This blog entry is for everyone and anyone who has not been able to keep up with the huge initiative at the National Cancer Institute. It just might have the answers to a specific Cancer question. By attending an NCI conference in Washington DC I have a much clearer picture of the opportunities and challenges associated moving the needle, so to speak, on personalized medicine across the entire spectrum of cancers. My focus is on breast cancer but the same underlying principles of biology and medicine apply as well.
Disregard the fancy mind boggling terms and plethora of acronyms. It is all about tapping into the mountains of clinical data that currently exists in silos around the world that don’t communicate with one another. Sounds impossible but what I learned yesterday is that significant progress has been made in connecting some 50 NCI designated cancer centers both in the US and abroad.
This work has been going on since 2002 and the equivalent of a national electric power grid has been implemented which facilitates collaborative research and making that information available for treatment decisions at the beside.
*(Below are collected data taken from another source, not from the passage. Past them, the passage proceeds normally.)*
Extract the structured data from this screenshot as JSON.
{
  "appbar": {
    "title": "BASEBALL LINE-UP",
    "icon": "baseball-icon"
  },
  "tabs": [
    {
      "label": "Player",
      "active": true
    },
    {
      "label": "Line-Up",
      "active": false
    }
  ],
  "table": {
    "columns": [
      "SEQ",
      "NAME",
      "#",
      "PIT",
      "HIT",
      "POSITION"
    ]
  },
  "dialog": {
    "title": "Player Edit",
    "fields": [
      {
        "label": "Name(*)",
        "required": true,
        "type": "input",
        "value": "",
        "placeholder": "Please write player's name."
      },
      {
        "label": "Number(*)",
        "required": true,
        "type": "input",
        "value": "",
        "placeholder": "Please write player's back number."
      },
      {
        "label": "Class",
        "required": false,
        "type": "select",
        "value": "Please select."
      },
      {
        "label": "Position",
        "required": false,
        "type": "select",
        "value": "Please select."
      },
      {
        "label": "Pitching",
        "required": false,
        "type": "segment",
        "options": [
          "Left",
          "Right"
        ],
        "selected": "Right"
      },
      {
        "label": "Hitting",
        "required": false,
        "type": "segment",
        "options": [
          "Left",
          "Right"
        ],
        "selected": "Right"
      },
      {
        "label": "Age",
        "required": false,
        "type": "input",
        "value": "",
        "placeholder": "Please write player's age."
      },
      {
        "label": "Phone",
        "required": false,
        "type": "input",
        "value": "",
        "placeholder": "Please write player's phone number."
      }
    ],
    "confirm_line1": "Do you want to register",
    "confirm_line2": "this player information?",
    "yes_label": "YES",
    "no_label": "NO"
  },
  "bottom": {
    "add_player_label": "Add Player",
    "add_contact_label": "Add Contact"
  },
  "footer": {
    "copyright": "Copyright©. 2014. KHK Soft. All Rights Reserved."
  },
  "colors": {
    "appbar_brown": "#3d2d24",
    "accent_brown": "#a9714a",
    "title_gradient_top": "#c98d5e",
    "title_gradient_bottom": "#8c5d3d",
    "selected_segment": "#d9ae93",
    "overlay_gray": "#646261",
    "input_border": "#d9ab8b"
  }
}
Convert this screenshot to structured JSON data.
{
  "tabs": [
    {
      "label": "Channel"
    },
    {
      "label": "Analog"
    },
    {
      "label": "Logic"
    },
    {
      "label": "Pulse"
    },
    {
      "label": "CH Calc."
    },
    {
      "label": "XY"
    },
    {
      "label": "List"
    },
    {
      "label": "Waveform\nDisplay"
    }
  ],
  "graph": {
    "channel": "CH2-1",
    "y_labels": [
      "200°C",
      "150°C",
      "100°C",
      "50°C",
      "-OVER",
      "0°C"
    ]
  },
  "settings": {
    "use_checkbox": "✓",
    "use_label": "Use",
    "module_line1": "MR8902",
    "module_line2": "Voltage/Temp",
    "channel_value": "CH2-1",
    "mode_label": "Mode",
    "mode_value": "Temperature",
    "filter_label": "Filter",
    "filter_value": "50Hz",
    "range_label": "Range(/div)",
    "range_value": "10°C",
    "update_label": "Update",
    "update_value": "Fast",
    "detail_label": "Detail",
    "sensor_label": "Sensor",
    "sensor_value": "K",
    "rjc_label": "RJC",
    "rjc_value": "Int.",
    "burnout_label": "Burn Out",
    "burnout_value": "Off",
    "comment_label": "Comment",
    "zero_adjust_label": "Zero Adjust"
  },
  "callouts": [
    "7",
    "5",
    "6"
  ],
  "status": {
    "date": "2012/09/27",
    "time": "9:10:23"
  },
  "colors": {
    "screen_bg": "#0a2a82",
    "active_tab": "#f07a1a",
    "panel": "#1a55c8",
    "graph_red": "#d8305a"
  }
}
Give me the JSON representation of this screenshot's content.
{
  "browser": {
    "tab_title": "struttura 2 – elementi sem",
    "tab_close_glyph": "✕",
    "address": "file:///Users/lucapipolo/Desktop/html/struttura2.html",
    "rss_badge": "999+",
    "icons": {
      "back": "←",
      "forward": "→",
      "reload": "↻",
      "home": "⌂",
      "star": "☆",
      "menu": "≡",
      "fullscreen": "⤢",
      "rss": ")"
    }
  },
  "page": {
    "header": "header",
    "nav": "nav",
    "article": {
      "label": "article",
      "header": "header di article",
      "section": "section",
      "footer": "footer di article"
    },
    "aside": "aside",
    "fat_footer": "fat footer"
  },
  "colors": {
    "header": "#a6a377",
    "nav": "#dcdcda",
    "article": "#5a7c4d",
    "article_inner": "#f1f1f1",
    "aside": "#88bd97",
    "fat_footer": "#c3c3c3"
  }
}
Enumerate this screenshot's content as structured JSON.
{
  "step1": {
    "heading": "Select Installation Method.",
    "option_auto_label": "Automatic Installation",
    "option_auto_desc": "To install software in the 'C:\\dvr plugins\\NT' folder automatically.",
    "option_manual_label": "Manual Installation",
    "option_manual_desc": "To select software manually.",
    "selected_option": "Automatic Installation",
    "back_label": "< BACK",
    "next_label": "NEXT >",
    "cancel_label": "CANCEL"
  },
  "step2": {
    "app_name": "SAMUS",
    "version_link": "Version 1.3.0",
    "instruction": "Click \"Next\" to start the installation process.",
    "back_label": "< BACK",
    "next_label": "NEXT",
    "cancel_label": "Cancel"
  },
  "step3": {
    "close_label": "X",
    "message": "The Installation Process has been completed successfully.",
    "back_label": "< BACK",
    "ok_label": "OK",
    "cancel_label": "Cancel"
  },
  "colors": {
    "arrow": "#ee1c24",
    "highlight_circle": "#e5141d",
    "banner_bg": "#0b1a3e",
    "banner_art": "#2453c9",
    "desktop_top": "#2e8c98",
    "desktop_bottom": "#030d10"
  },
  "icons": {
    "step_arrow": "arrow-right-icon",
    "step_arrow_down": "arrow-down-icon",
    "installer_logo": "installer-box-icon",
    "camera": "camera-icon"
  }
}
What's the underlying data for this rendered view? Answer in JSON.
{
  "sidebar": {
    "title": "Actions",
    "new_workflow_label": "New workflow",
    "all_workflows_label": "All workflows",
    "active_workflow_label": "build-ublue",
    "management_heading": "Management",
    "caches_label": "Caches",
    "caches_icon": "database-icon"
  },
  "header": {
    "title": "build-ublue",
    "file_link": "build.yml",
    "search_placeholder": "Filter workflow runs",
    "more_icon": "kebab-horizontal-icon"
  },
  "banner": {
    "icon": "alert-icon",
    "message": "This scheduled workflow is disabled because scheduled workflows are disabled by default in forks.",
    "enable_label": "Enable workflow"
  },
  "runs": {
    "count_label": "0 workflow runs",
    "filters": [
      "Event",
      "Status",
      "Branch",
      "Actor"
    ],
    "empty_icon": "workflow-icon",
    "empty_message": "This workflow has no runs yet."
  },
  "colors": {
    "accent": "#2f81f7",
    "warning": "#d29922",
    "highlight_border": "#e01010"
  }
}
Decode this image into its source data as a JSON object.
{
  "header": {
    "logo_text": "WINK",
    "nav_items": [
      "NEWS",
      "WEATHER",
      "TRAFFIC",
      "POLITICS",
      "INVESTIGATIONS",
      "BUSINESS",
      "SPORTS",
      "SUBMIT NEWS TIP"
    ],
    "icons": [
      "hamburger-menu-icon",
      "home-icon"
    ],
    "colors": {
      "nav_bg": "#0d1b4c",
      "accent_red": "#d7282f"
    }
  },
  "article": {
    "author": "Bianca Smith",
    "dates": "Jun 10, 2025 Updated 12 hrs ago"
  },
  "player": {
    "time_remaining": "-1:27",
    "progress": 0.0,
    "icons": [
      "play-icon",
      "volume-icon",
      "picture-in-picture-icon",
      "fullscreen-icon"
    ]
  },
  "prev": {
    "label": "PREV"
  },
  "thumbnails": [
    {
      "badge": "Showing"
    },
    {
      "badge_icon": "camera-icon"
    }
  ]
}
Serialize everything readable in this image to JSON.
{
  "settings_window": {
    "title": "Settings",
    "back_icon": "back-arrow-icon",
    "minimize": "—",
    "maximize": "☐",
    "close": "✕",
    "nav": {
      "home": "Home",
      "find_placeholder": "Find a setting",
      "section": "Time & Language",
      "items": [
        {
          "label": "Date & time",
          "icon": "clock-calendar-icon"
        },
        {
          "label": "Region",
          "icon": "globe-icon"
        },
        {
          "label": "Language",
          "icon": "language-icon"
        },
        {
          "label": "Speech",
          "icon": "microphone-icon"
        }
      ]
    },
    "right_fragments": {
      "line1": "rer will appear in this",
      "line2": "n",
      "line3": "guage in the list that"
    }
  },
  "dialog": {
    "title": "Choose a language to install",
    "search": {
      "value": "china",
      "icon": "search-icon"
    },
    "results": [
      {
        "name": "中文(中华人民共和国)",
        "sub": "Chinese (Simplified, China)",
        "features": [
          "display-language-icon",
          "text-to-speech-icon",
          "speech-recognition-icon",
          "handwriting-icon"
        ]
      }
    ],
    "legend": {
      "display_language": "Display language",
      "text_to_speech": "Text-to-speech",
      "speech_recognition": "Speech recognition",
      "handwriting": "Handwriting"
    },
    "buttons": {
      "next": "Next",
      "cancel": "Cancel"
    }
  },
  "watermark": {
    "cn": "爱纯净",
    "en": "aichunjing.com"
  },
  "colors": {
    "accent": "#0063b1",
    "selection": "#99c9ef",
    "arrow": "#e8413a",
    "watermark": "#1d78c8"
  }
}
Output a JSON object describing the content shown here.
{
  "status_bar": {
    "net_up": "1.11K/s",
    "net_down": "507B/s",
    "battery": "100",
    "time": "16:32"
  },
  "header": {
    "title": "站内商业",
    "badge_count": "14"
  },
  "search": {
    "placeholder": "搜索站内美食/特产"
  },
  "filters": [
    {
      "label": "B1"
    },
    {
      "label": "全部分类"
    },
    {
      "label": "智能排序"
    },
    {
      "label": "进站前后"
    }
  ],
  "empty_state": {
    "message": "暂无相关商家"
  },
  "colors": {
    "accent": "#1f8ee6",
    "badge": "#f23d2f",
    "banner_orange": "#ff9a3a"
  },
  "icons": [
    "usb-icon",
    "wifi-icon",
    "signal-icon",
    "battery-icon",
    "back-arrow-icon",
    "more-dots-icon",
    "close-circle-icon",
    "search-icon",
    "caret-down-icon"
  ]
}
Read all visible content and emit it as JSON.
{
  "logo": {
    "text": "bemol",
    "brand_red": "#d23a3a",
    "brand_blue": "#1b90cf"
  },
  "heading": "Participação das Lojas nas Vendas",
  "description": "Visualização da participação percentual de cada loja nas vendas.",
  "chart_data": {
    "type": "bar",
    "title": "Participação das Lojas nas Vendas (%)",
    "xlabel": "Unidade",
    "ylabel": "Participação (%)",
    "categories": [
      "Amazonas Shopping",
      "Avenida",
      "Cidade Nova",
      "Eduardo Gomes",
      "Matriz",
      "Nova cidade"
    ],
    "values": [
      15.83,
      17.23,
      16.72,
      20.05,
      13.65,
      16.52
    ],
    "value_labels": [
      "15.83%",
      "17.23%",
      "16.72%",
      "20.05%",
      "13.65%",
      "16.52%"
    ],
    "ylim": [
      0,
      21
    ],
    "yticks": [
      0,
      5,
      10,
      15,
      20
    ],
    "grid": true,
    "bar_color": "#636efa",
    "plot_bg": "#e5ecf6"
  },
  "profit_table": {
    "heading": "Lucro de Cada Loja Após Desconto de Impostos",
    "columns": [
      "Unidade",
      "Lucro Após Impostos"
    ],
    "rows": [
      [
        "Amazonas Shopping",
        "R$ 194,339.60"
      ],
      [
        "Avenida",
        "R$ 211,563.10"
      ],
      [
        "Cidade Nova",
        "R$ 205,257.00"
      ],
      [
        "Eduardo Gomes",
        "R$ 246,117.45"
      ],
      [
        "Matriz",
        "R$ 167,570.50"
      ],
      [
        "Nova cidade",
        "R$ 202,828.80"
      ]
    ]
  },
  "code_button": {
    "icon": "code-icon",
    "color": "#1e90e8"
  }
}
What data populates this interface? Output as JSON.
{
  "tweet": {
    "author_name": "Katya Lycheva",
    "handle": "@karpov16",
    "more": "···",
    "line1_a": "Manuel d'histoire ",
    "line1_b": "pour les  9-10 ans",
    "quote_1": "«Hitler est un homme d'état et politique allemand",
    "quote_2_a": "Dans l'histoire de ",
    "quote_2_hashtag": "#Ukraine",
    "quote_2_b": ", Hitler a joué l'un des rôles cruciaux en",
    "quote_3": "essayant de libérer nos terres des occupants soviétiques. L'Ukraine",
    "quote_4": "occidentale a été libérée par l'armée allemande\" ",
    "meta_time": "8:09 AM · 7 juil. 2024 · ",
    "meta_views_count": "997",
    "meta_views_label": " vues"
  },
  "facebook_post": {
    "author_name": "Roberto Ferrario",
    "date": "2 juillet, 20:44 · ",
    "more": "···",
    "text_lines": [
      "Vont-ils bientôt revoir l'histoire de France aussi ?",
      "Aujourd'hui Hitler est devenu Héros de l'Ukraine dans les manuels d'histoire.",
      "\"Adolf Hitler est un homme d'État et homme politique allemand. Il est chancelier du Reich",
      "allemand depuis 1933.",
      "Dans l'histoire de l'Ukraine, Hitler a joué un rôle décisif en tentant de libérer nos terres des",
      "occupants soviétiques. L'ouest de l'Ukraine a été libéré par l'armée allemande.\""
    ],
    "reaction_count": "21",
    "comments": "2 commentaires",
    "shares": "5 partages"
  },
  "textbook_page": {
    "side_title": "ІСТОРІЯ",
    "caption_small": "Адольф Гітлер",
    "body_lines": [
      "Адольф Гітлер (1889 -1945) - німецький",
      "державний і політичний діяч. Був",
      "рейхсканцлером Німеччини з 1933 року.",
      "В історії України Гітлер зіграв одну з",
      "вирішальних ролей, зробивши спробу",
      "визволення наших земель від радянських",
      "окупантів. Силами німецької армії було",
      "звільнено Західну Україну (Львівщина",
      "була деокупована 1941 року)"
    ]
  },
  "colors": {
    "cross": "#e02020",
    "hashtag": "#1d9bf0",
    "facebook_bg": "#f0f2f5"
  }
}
NCI maintains a comprehensive website on the program and I would recommend you take a few minutes to digest an overview of the program. The annual NCI budget is about $5 billion dollars. R. Hannes Niedner, M.D., the caBIG Deployment Lead (CDL) at the Moores UCSD Cancer Center, stated, “ By implementing caBIG, we expect to be able to increase the research efficiency (shorter turn around time from hypothesis to results; faster discovery), translational efficiency ( faster turn around time from bench to bedside; faster technology transfer), and operational efficiency of our organization.”